Why Swiss Cheese Has Holes — And 7 Other Amazing Facts About Cheese

Cheese, glorious cheese. One of humanity’s oldest culinary creations, cheese has been around for nearly 4,000 years and comes in more than 1,800 varieties. Here’s a sampler platter of facts about everybody’s favorite dairy product.

Surprisingly, nobody really knows for sure. The longstanding theory was that bacteria in the cheese emits carbon dioxide, creating bubbles — or “eyes” — that burst as the cheese matures. (Cheese varieties without these eyes are referred to as “blind.”) While this has been the leading hypothesis for the past century, there are other theories. A 2015 study suggests that small particles of hay in milk may cause the famous holes. There’s evidence that these small specks weaken the cheese’s internal structure, causing gas bubbles to emerge.

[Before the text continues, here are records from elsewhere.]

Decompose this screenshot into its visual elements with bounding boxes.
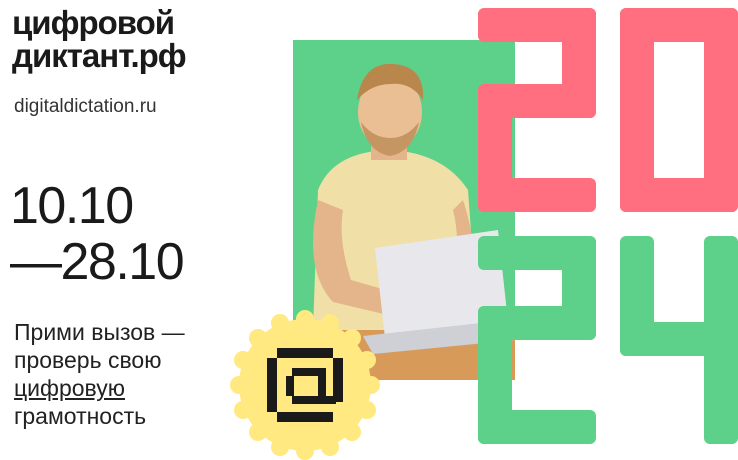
brand-line-2: диктант.рф: [12, 37, 187, 74]
start-date: 10.10: [10, 177, 134, 235]
site-url[interactable]: digitaldictation.ru: [14, 96, 157, 118]
slogan: Прими вызов — проверь свою цифровую грам…: [14, 318, 185, 430]
at-sign-badge: [230, 310, 380, 460]
brand-logo: цифровой диктант.рф: [12, 4, 187, 74]
event-dates: 10.10 —28.10: [10, 177, 185, 291]
end-date: —28.10: [10, 233, 185, 291]
year-2024-graphic: [478, 8, 738, 444]
slogan-line-3: цифровую: [14, 375, 125, 401]
brand-line-1: цифровой: [12, 4, 175, 41]
digit-4-bottom: [620, 236, 738, 444]
digit-2-top: [478, 8, 596, 212]
badge-background: [230, 310, 380, 460]
digit-2-bottom: [478, 236, 596, 444]
slogan-line-2: проверь свою: [14, 347, 162, 373]
digit-0-top: [620, 8, 738, 212]
slogan-line-4: грамотность: [14, 403, 147, 429]
slogan-line-1: Прими вызов —: [14, 319, 185, 345]
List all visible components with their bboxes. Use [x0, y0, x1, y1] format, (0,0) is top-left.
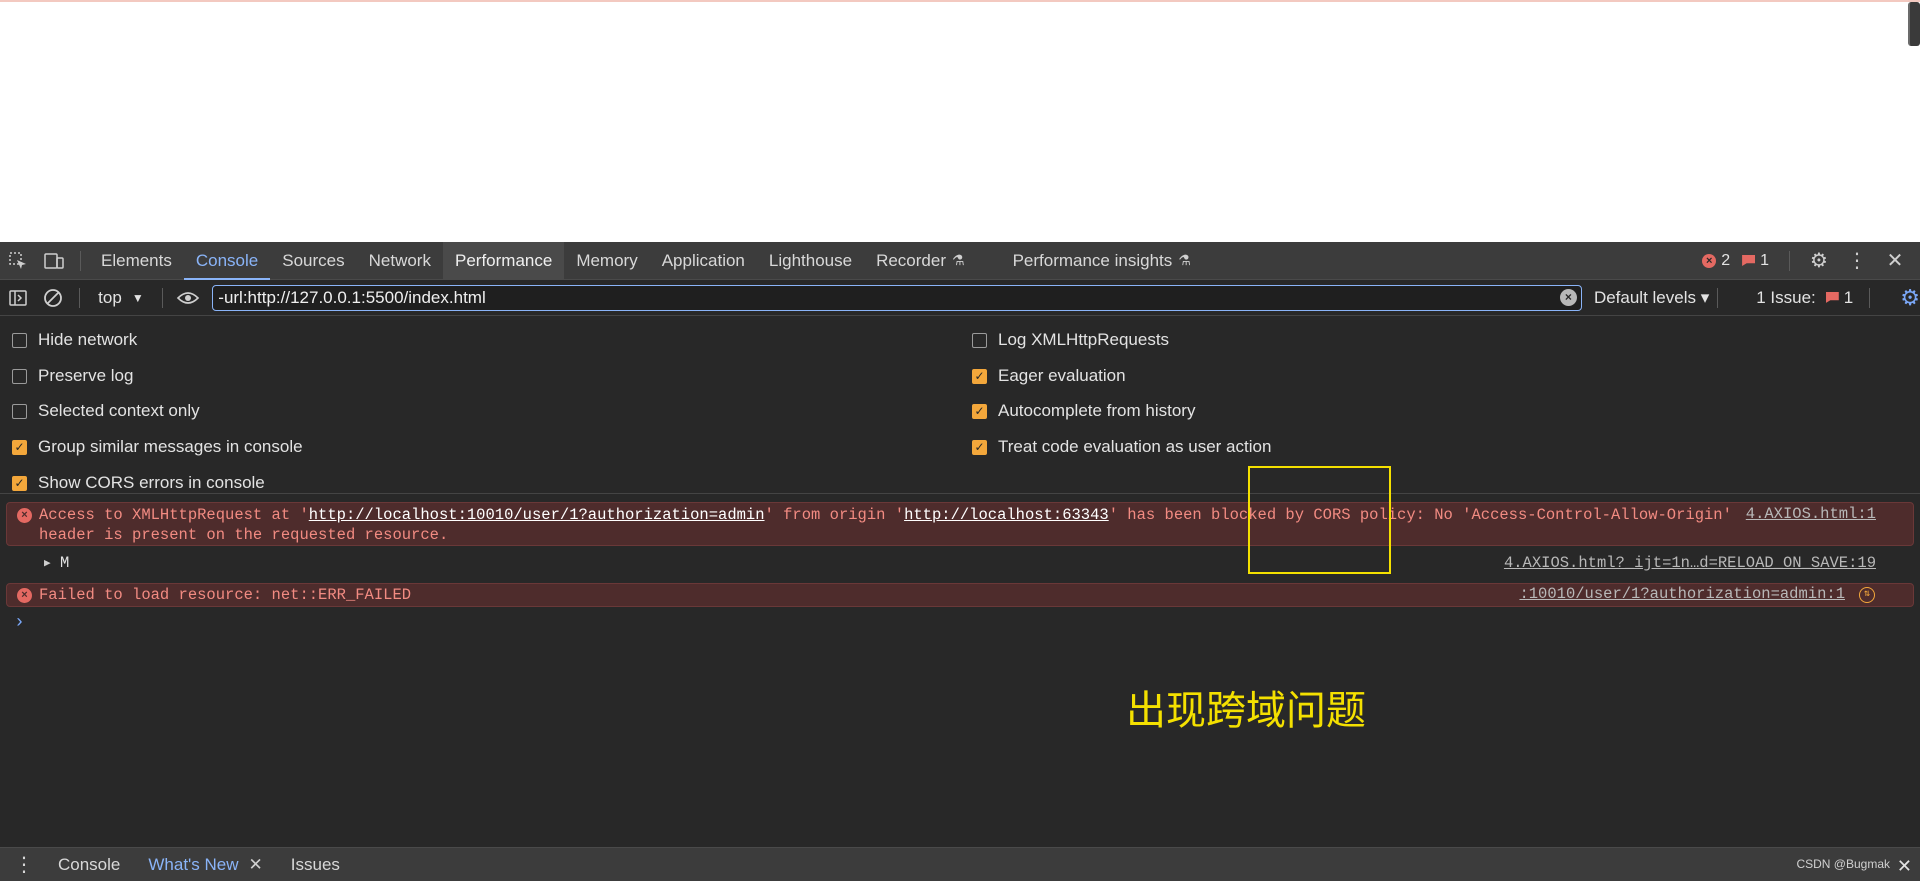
drawer-menu-icon[interactable]: ⋮ — [0, 852, 44, 877]
issue-flag-icon — [1825, 292, 1839, 303]
tab-elements[interactable]: Elements — [89, 242, 184, 280]
scrollbar-thumb[interactable] — [1908, 2, 1920, 46]
experimental-flask-icon: ⚗ — [1178, 252, 1191, 268]
source-link[interactable]: 4.AXIOS.html?_ijt=1n…d=RELOAD_ON_SAVE:19 — [1504, 554, 1876, 572]
checkbox-log-xhr[interactable]: Log XMLHttpRequests — [972, 330, 1169, 350]
divider — [1717, 287, 1719, 308]
checkbox[interactable] — [12, 368, 27, 384]
log-levels-dropdown[interactable]: Default levels ▾ — [1594, 288, 1709, 308]
close-tab-icon[interactable]: ✕ — [249, 855, 263, 875]
tabbar-right-controls: × 2 1 ⚙ ⋮ ✕ — [1702, 242, 1920, 280]
source-link[interactable]: 4.AXIOS.html:1 — [1746, 505, 1876, 523]
issue-flag-icon — [1742, 255, 1756, 266]
console-prompt-chevron-icon[interactable]: › — [14, 613, 25, 633]
network-request-icon[interactable]: ⇅ — [1859, 587, 1875, 603]
inspect-element-icon[interactable] — [0, 242, 36, 280]
device-toolbar-icon[interactable] — [36, 242, 72, 280]
console-error-message: × Access to XMLHttpRequest at 'http://lo… — [6, 502, 1914, 546]
checkbox-checked[interactable]: ✓ — [972, 403, 987, 419]
checkbox-checked[interactable]: ✓ — [972, 368, 987, 384]
checkbox-group-similar[interactable]: ✓ Group similar messages in console — [12, 437, 303, 457]
console-settings-gear-icon[interactable]: ⚙ — [1900, 285, 1920, 311]
source-link[interactable]: :10010/user/1?authorization=admin:1 — [1519, 585, 1845, 603]
experimental-flask-icon: ⚗ — [952, 252, 965, 268]
console-error-message: × Failed to load resource: net::ERR_FAIL… — [6, 583, 1914, 607]
checkbox[interactable] — [12, 403, 27, 419]
tab-recorder[interactable]: Recorder ⚗ — [864, 242, 976, 280]
expand-triangle-icon[interactable]: ▶ — [44, 556, 51, 570]
filter-input-box[interactable]: × — [212, 284, 1582, 311]
divider — [1869, 287, 1871, 308]
divider — [161, 287, 163, 308]
drawer-tabbar: ⋮ Console What's New ✕ Issues CSDN @Bugma… — [0, 847, 1920, 881]
checkbox-checked[interactable]: ✓ — [12, 439, 27, 455]
error-counter[interactable]: × 2 — [1702, 252, 1730, 270]
error-icon: × — [17, 508, 32, 523]
tab-memory[interactable]: Memory — [564, 242, 649, 280]
divider — [79, 287, 81, 308]
tab-performance[interactable]: Performance — [442, 241, 565, 280]
close-drawer-icon[interactable]: ✕ — [1897, 856, 1912, 877]
checkbox-show-cors-errors[interactable]: ✓ Show CORS errors in console — [12, 473, 265, 493]
sidebar-toggle-icon[interactable] — [0, 279, 36, 317]
tab-console[interactable]: Console — [183, 242, 271, 280]
more-options-icon[interactable]: ⋮ — [1840, 242, 1874, 280]
checkbox-checked[interactable]: ✓ — [12, 475, 27, 491]
filter-input[interactable] — [218, 287, 1560, 308]
console-log-message: ▶ M 4.AXIOS.html?_ijt=1n…d=RELOAD_ON_SAV… — [44, 554, 1876, 572]
error-text: Access to XMLHttpRequest at 'http://loca… — [39, 506, 1732, 544]
context-selector[interactable]: top ▼ — [88, 288, 154, 308]
issue-counter[interactable]: 1 — [1742, 252, 1769, 270]
clear-filter-icon[interactable]: × — [1559, 289, 1577, 306]
divider — [1789, 250, 1790, 271]
console-toolbar: top ▼ × Default levels ▾ 1 Issue: 1 ⚙ — [0, 280, 1920, 316]
drawer-tab-console[interactable]: Console — [44, 855, 134, 875]
console-settings-pane: Hide network Preserve log Selected conte… — [0, 316, 1920, 494]
checkbox[interactable] — [972, 332, 987, 348]
error-icon: × — [17, 588, 32, 603]
devtools-tabbar: Elements Console Sources Network Perform… — [0, 241, 1920, 280]
annotation-text: 出现跨域问题 — [1126, 688, 1366, 734]
devtools-panel: Elements Console Sources Network Perform… — [0, 241, 1920, 881]
tab-network[interactable]: Network — [357, 242, 443, 280]
drawer-tab-issues[interactable]: Issues — [277, 855, 354, 875]
drawer-tab-whats-new[interactable]: What's New ✕ — [134, 855, 276, 875]
checkbox-selected-context-only[interactable]: Selected context only — [12, 401, 200, 421]
issues-button[interactable]: 1 Issue: 1 — [1756, 288, 1853, 308]
request-url-link[interactable]: http://localhost:10010/user/1?authorizat… — [309, 506, 765, 524]
checkbox-autocomplete-history[interactable]: ✓ Autocomplete from history — [972, 401, 1195, 421]
annotation-highlight-box — [1248, 466, 1391, 574]
close-devtools-icon[interactable]: ✕ — [1878, 242, 1912, 280]
divider — [80, 250, 81, 271]
checkbox-preserve-log[interactable]: Preserve log — [12, 366, 133, 386]
checkbox-checked[interactable]: ✓ — [972, 439, 987, 455]
checkbox[interactable] — [12, 332, 27, 348]
clear-console-icon[interactable] — [36, 279, 72, 317]
checkbox-eager-evaluation[interactable]: ✓ Eager evaluation — [972, 366, 1126, 386]
tab-lighthouse[interactable]: Lighthouse — [757, 242, 864, 280]
live-expression-eye-icon[interactable] — [171, 279, 207, 317]
tab-application[interactable]: Application — [650, 242, 757, 280]
checkbox-hide-network[interactable]: Hide network — [12, 330, 137, 350]
watermark: CSDN @Bugmak — [1796, 857, 1890, 871]
origin-url-link[interactable]: http://localhost:63343 — [904, 506, 1109, 524]
error-icon: × — [1702, 253, 1717, 268]
settings-gear-icon[interactable]: ⚙ — [1802, 242, 1836, 280]
tab-sources[interactable]: Sources — [270, 242, 356, 280]
page-viewport — [0, 0, 1920, 242]
dropdown-arrow-icon: ▼ — [131, 290, 144, 305]
checkbox-treat-code-eval[interactable]: ✓ Treat code evaluation as user action — [972, 437, 1271, 457]
tab-performance-insights[interactable]: Performance insights ⚗ — [1001, 242, 1203, 280]
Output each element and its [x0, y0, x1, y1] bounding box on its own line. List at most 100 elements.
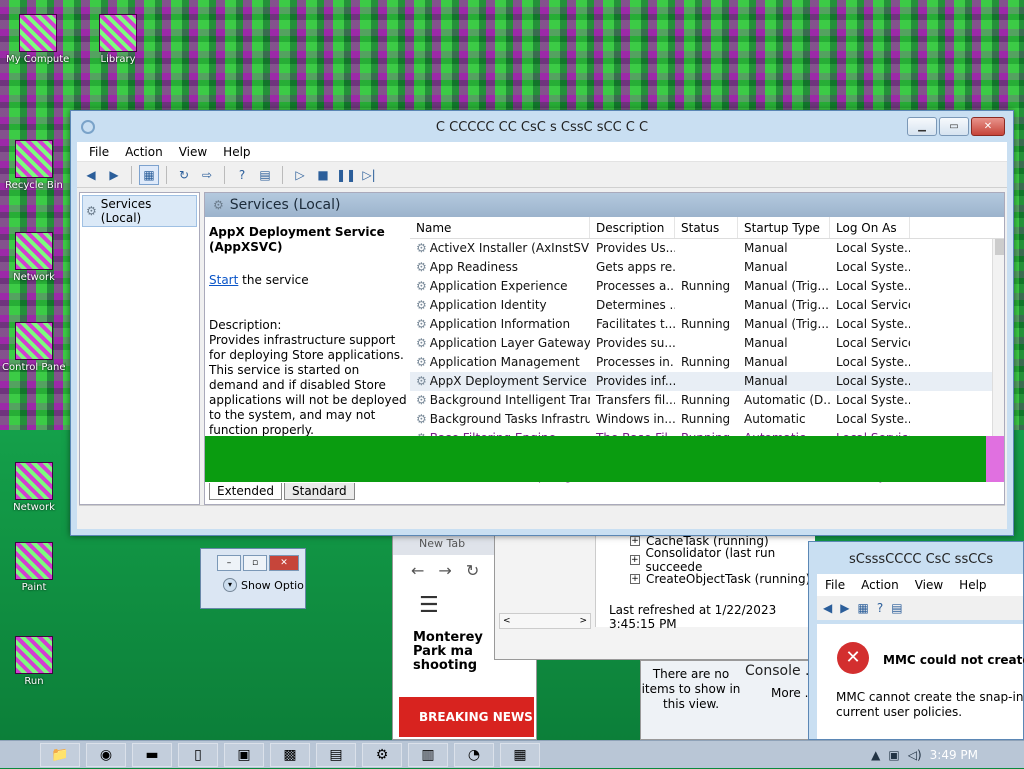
column-header-description[interactable]: Description — [590, 217, 675, 238]
help-icon[interactable]: ? — [232, 165, 252, 185]
reload-icon[interactable]: ↻ — [466, 561, 479, 580]
service-row[interactable]: ⚙ Application Layer Gateway ... Provides s… — [410, 334, 1004, 353]
service-row[interactable]: ⚙ App Readiness Gets apps re... Manual Local… — [410, 258, 1004, 277]
menu-action[interactable]: Action — [117, 145, 171, 159]
service-row[interactable]: ⚙ Application Identity Determines ... Manua… — [410, 296, 1004, 315]
task-scheduler-window[interactable]: + CacheTask (running) + Consolidator (last… — [494, 530, 815, 660]
breaking-news-banner[interactable]: BREAKING NEWS — [399, 697, 534, 737]
desktop-icon-recycle-bin[interactable]: Recycle Bin — [2, 140, 66, 191]
command-prompt-icon[interactable]: ▬ — [132, 742, 172, 767]
start-button[interactable] — [0, 741, 40, 769]
tab-extended[interactable]: Extended — [209, 483, 282, 500]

There’s a reason the scent of certain cheeses smells like feet, armpits, or sweat: The bacteria that make human beings stinky are closely related to the bacteria responsible for stinky cheeses, such as Limburger. In fact, some cheeses are so human-like that mosquitoes can mistake them for flesh.

In parts of medieval England, it was traditional for a father to buy a cheese — called “groaning cheese” — when his wife gave birth. The cheese was hollowed out and pieces presented to everyone present around the birth. At the child’s christening, the baby would be passed through the wheel of cheese for good luck.